In the absence of the actual baby, there were the baby’s things. Only, then the baby came, and the stuff was like the punchline of some joke. Who even cared about any of it? He wouldn’t go in the jog stroller! He never slept in the crib! Mostly he lived in our arms and wore whatever, and we passed him around like a flask of whiskey, drunk and getting drunker on the baby’s scalp smell and smile.

And it’s happening again now, in reverse. This glorious grown person, this golden ball who has rolled glowingly through our lives for 18 years, is getting ready to go to college—and all I can think about is stuff. In the absence of the actual absence, there are the person’s things: the shampoo and toothpaste, the pens and notebooks. And the bedding. 

I am obsessed with the bedding! “Is twin XL just the size of the fitted sheet? Or do you need an XL top sheet too?” The baby’s father shakes his head, shrugs. He loves the boy but doesn’t know, or really care, about dorm bedding specifications. 

I go to Marshalls and study the bedding like it’s material I’ll be tested on in a class about the anatomy of loss. Does a mattress cover go over or under a foam topper—or is the foam topper instead of it? Google these questions and find yourself in a forest full of lost mothers calling out in their grief and fear, except the only language available to them is percale.

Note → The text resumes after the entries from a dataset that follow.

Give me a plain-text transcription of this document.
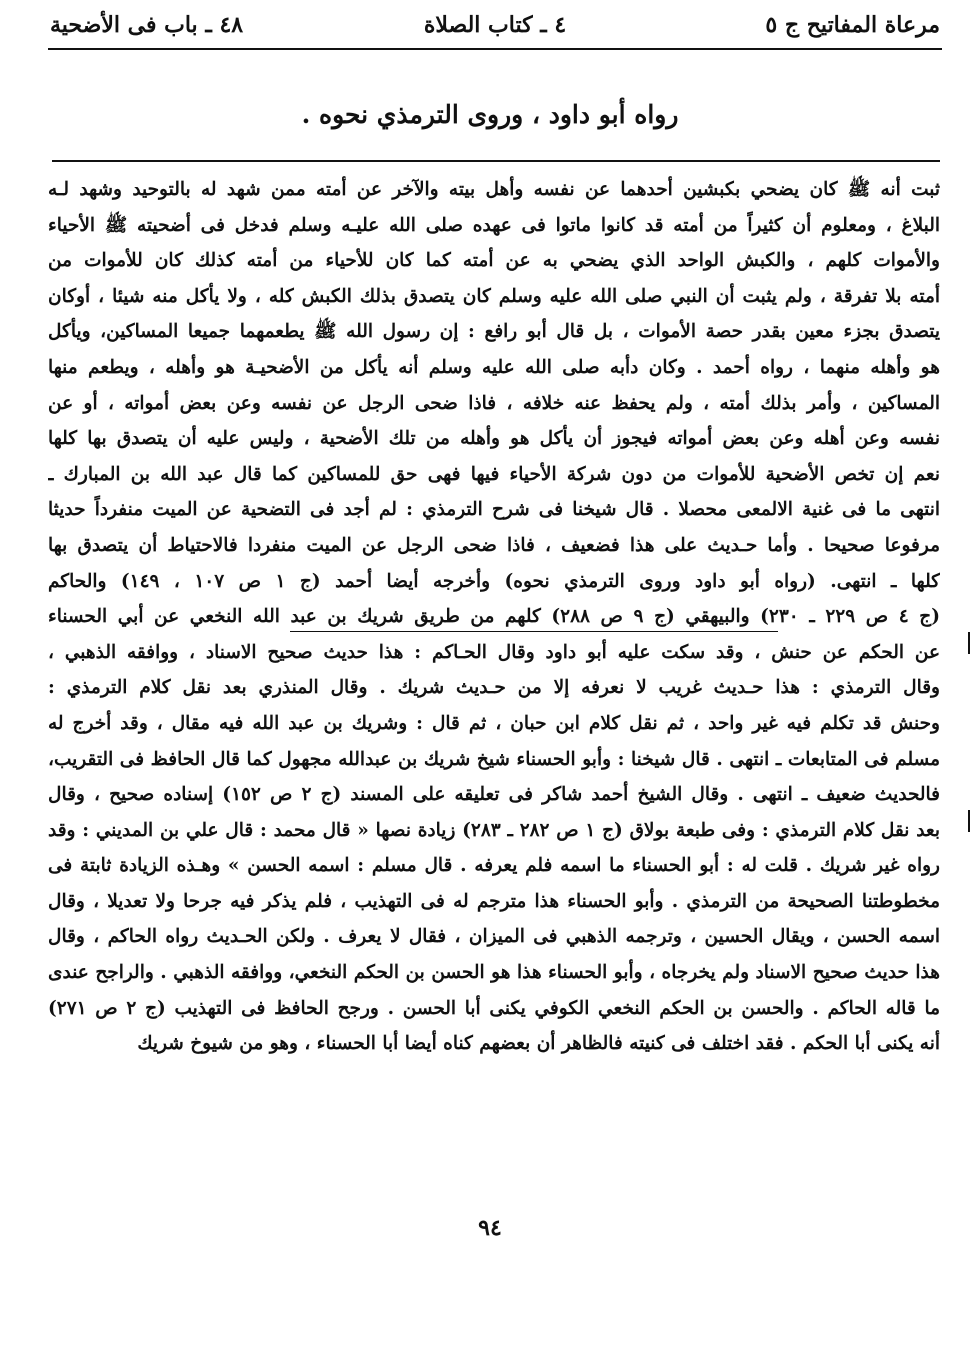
مرعاة المفاتيح ج ٥
٤ ـ كتاب الصلاة
٤٨ ـ باب فى الأضحية
رواه أبو داود ، وروى الترمذي نحوه .
ثبت أنه ﷺ كان يضحي بكبشين أحدهما عن نفسه وأهل بيته والآخر عن أمته ممن شهد له بالتوحيد وشهد لـه
البلاغ ، ومعلوم أن كثيراً من أمته قد كانوا ماتوا فى عهده صلى الله عليـه وسلم فدخل فى أضحيته ﷺ الأحياء
والأموات كلهم ، والكبش الواحد الذي يضحي به عن أمته كما كان للأحياء من أمته كذلك كان للأموات من
أمته بلا تفرقة ، ولم يثبت أن النبي صلى الله عليه وسلم كان يتصدق بذلك الكبش كله ، ولا يأكل منه شيئا ، أوكان
يتصدق بجزء معين بقدر حصة الأموات ، بل قال أبو رافع : إن رسول الله ﷺ يطعمهما جميعا المساكين، ويأكل
هو وأهله منهما ، رواه أحمد . وكان دأبه صلى الله عليه وسلم أنه يأكل من الأضحيـة هو وأهله ، ويطعم منها
المساكين ، وأمر بذلك أمته ، ولم يحفظ عنه خلافه ، فاذا ضحى الرجل عن نفسه وعن بعض أمواته ، أو عن
نفسه وعن أهله وعن بعض أمواته فيجوز أن يأكل هو وأهله من تلك الأضحية ، وليس عليه أن يتصدق بها كلها
نعم إن تخص الأضحية للأموات من دون شركة الأحياء فيها فهى حق للمساكين كما قال عبد الله بن المبارك ـ
انتهى ما فى غنية الالمعى محصلا . قال شيخنا فى شرح الترمذي : لم أجد فى التضحية عن الميت منفرداً حديثا
مرفوعا صحيحا . وأما حـديث على هذا فضعيف ، فاذا ضحى الرجل عن الميت منفردا فالاحتياط أن يتصدق بها
كلها ـ انتهى. (رواه أبو داود وروى الترمذي نحوه) وأخرجه أيضا أحمد (ج ١ ص ١٠٧ ، ١٤٩) والحاكم
(ج ٤ ص ٢٢٩ ـ ٢٣٠) والبيهقي (ج ٩ ص ٢٨٨) كلهم من طريق شريك بن عبد الله النخعي عن أبي الحسناء
عن الحكم عن حنش ، وقد سكت عليه أبو داود وقال الحـاكم : هذا حديث صحيح الاسناد ، ووافقه الذهبي ،
وقال الترمذي : هذا حـديث غريب لا نعرفه إلا من حـديث شريك . وقال المنذري بعد نقل كلام الترمذي :
وحنش قد تكلم فيه غير واحد ، ثم نقل كلام ابن حبان ، ثم قال : وشريك بن عبد الله فيه مقال ، وقد أخرج له
مسلم فى المتابعات ـ انتهى . قال شيخنا : وأبو الحسناء شيخ شريك بن عبدالله مجهول كما قال الحافظ فى التقريب،
فالحديث ضعيف ـ انتهى . وقال الشيخ أحمد شاكر فى تعليقه على المسند (ج ٢ ص ١٥٢) إسناده صحيح ، وقال
بعد نقل كلام الترمذي : وفى طبعة بولاق (ج ١ ص ٢٨٢ ـ ٢٨٣) زيادة نصها « قال محمد : قال علي بن المديني : وقد
رواه غير شريك . قلت له : أبو الحسناء ما اسمه فلم يعرفه . قال مسلم : اسمه الحسن » وهـذه الزيادة ثابتة فى
مخطوطتنا الصحيحة من الترمذي . وأبو الحسناء هذا مترجم له فى التهذيب ، فلم يذكر فيه جرحا ولا تعديلا ، وقال
اسمه الحسن ، ويقال الحسين ، وترجمه الذهبي فى الميزان ، فقال لا يعرف . ولكن الحـديث رواه الحاكم ، وقال
هذا حديث صحيح الاسناد ولم يخرجاه ، وأبو الحسناء هذا هو الحسن بن الحكم النخعي، ووافقه الذهبي . والراجح عندى
ما قاله الحاكم . والحسن بن الحكم النخعي الكوفي يكنى أبا الحسن . ورجح الحافظ فى التهذيب (ج ٢ ص ٢٧١)
أنه يكنى أبا الحكم . فقد اختلف فى كنيته فالظاهر أن بعضهم كناه أيضا أبا الحسناء ، وهو من شيوخ شريك
٩٤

On drop-off day, I make his bed while his roommate’s mom makes her son’s bed, and we laugh at ourselves. I understand the expression “lump in your throat” with sudden urgency. There is a rock in my throat, an anvil. There is the piano in my throat that I watched him play last night, his sister on guitar beside him, perfection threaded through with dread, weighted down with this lump in my throat.

The many things are unpacked and put away, the toiletries stashed, the socks piled in a drawer, the sheets pulled tight. He came into our lives two weeks late, but now he’s leaving right on time. I’ve been running alongside his bike for 18 years and I’m supposed to wave cheerfully as he turns into a pedaling speck in the distance. And all I can do is text him later. “Is your bed comfortable?” I write, and he writes back immediately, “So comfortable! Thank you.”